İlerleyen süreçte 112 Sağlık Hizmetleri sunumunu ATT ve Paramediklerle vermeyi planlayan Sağlık Bakanlığı maalesef bugün değişik illerde 112 Ambulanslarına taşeron şoför alımına başlamış ve bu gün 1 Temmuz 2015 tarihi itibarı ile ülkemizin pek çok ilinde olduğu gibi ilimizde de 50 Taşeron şoför arkadaşımız göreve başlamıştır.
Türk Sağlık Sen olarak çalışma güvencesinden yoksun olan taşerona karşı yıllardır verdiğimiz mücadele bazı sendikaların mevcut hükümetle birlikte hareket etmesinden dolayı sekteye uğramaktadır. Karakolda doğru söyler, mahkemede şaşar mantığıyla nerede ne yaptığı belli olmayanlar, mevcut hükümet yetkililerine karşı perde arkasından her tülü desteği vermekte, çalışanları sırtından vurmakta, çalışanlara karşı ise, farklı söylemler geliştirmeye çalışmaktadırlar.
2008 yılında yapılan ambulans helikopter ve uçak ihalelerine dayanılarak 112 Acil Sağlık Hizmetlerinde özelleştirilme yani taşeronlaşma yoluna gidilmiştir.
Her türlü hizmette taşeronlaşmayı teşvik eden hükümet yetkilileri sosyal devlet olmanın temel taşlarından olan, temel sağlık hizmetlerinin devlet tarafından verilmesi kuralını da maalesef görmezlikten gelmektedirler.
Ülkemiz de bu güne dek mezun olmuş, yaklaşık 50.000 civarında ATT (acil tıp teknisyeni) bulunmakta olup, bunların yaklaşık 20.000’i Sağlık Bakanlığı’nda görev yapmaktadırlar. Önümüzde ki üç yıl içerisinde yaklaşık 20.000 civarında ATT’nin mezun olacağını da düşünürsek önümüzdeki üç yıl içinde 50.000 civarında ATT boşta kalacaktır. Bir bölümünün özel sektörde istihdam edildiğini düşünsek bile binlerce ATT boşta gezerken Sağlık Hizmeti sunumu taşeron personel tarafından verilecek olması kabul edilemez bir durumdur.
Dün sadece ambulansları özel sektöre devreden hükümet, bu gün şoförleri taşeron şirketten almakta, yarın ambulansta hizmet veren, paramedik ve ATT’leri de taşeron alması kaçınılmazdır.
Daha dün yüzlerce taşeron işçi maden ocağında can verirken güvencesiz çalışmayı getiren taşeron çalışma sistemini kabul etmemiz mümkün değildir.

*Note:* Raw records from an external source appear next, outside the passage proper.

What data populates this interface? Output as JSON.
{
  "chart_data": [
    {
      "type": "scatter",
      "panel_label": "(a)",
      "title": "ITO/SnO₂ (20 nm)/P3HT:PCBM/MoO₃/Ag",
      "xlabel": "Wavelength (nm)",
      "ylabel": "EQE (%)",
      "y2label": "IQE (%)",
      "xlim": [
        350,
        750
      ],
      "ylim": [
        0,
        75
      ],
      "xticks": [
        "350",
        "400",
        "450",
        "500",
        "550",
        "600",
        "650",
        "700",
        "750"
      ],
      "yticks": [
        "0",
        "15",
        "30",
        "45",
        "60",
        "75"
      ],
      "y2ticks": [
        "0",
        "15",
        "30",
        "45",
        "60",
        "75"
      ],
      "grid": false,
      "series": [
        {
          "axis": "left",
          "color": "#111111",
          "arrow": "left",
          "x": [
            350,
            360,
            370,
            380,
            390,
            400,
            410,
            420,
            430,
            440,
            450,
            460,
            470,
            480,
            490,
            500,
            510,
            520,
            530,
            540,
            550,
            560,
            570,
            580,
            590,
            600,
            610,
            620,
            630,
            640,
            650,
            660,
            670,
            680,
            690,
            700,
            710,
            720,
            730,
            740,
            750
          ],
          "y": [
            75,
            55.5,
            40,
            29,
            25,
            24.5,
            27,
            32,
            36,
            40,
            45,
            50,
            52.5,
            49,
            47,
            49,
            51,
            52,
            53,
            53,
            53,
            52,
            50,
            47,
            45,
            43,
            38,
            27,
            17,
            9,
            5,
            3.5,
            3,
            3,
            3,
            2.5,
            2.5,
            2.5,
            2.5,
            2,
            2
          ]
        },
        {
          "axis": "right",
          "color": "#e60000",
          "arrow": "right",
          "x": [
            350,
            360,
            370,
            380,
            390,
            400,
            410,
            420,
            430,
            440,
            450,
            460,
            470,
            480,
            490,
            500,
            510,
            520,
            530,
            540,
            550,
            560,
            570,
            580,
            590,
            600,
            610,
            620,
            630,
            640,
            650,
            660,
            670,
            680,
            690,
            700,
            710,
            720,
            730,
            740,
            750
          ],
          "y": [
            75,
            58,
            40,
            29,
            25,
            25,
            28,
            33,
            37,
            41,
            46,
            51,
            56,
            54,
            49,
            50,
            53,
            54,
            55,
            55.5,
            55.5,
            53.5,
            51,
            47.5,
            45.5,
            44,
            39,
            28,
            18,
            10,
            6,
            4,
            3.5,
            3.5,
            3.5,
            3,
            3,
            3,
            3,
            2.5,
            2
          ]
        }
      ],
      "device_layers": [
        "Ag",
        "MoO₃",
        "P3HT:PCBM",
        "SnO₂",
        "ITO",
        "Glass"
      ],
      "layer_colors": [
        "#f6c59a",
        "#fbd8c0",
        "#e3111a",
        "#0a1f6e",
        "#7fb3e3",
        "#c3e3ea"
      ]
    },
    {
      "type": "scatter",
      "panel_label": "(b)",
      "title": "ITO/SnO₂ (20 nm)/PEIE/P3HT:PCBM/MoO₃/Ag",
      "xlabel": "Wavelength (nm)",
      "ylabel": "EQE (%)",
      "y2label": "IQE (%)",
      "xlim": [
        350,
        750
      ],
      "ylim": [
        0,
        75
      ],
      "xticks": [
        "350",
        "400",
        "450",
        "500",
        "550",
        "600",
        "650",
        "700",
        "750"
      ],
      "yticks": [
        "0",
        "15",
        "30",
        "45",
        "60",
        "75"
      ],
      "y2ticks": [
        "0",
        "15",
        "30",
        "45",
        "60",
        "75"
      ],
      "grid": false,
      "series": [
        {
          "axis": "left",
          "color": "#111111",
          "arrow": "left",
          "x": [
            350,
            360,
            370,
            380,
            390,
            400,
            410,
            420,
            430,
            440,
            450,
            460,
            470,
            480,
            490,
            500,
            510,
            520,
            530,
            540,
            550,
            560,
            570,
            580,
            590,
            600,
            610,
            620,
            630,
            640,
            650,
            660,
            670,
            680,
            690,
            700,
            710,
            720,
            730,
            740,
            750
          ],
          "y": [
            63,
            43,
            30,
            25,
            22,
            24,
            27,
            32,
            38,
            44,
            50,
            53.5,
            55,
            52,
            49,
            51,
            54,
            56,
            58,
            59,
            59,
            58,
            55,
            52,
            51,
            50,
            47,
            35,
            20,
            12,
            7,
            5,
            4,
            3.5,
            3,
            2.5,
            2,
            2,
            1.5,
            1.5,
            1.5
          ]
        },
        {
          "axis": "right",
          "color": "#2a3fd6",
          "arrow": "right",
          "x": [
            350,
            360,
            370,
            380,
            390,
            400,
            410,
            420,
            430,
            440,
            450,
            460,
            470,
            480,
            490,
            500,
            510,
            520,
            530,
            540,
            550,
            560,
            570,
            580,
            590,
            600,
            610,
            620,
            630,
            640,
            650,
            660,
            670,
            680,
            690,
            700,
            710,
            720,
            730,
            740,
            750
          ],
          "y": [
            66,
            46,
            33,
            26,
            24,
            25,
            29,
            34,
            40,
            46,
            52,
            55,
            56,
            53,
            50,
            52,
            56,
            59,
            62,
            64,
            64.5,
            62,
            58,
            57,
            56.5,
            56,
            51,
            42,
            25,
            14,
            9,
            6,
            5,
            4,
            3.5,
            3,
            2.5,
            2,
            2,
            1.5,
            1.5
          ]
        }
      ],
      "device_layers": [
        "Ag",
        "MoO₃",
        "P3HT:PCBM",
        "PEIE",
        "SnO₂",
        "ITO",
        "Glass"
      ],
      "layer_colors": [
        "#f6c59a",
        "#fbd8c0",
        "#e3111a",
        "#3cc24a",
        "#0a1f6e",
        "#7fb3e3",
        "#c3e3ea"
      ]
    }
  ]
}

Ayrıca 24 saat esasına göre çalışan 112 acil sağlık hizmetlerinde iş kanununa göre çalışan taşeron personel’i 11 saatten fazla çalıştırmanın yasal olmadığını da hatırlatmak isteriz.
112 de hizmet veren sağlık çalışanlarının yemek, barınma güvenlik gibi pek çok problemi varken problem çözmek yerine, problem çıkarmaya çalışanların iyi niyetinden şüphe etmekteyiz.
24 Saat esaslı çalışan 112 çalışanlarımızın çalışma saatlerinin 12 saate döndürülmeye çalışması, doğum yapan bayan sağlık çalışanlarımızın nöbet tutmaması, yemek, güvenlik, icap nöbet ücretleri, barınma vb. gibi pek çok sıkıntı var iken, taşeron şoför konusu yeni bir sorunun habercisidir.
Soruyoruz? Taşeron çalışacak olan şoförlerin yapacakları görev itibarıyla hiçbir sorumluluğu yoktur. Devlet memuru olmayan bu arkadaşların yapacakları trafik kazalarında, hasta mağduriyetlerinde, görev ihmallerinde sorumlu kimdir?
Bu arkadaşların tek vasfı sadece şoförlük müdür? Sağlık personeliyle birlikte hasta taşıma vb. gibi konularda destek olacak mıdır? Destek olacaksa hangi yetkiyle? Destek olmayacaksa bundan böyle üç kişilik sağlık ekibi iki kişiden mi oluşacaktır.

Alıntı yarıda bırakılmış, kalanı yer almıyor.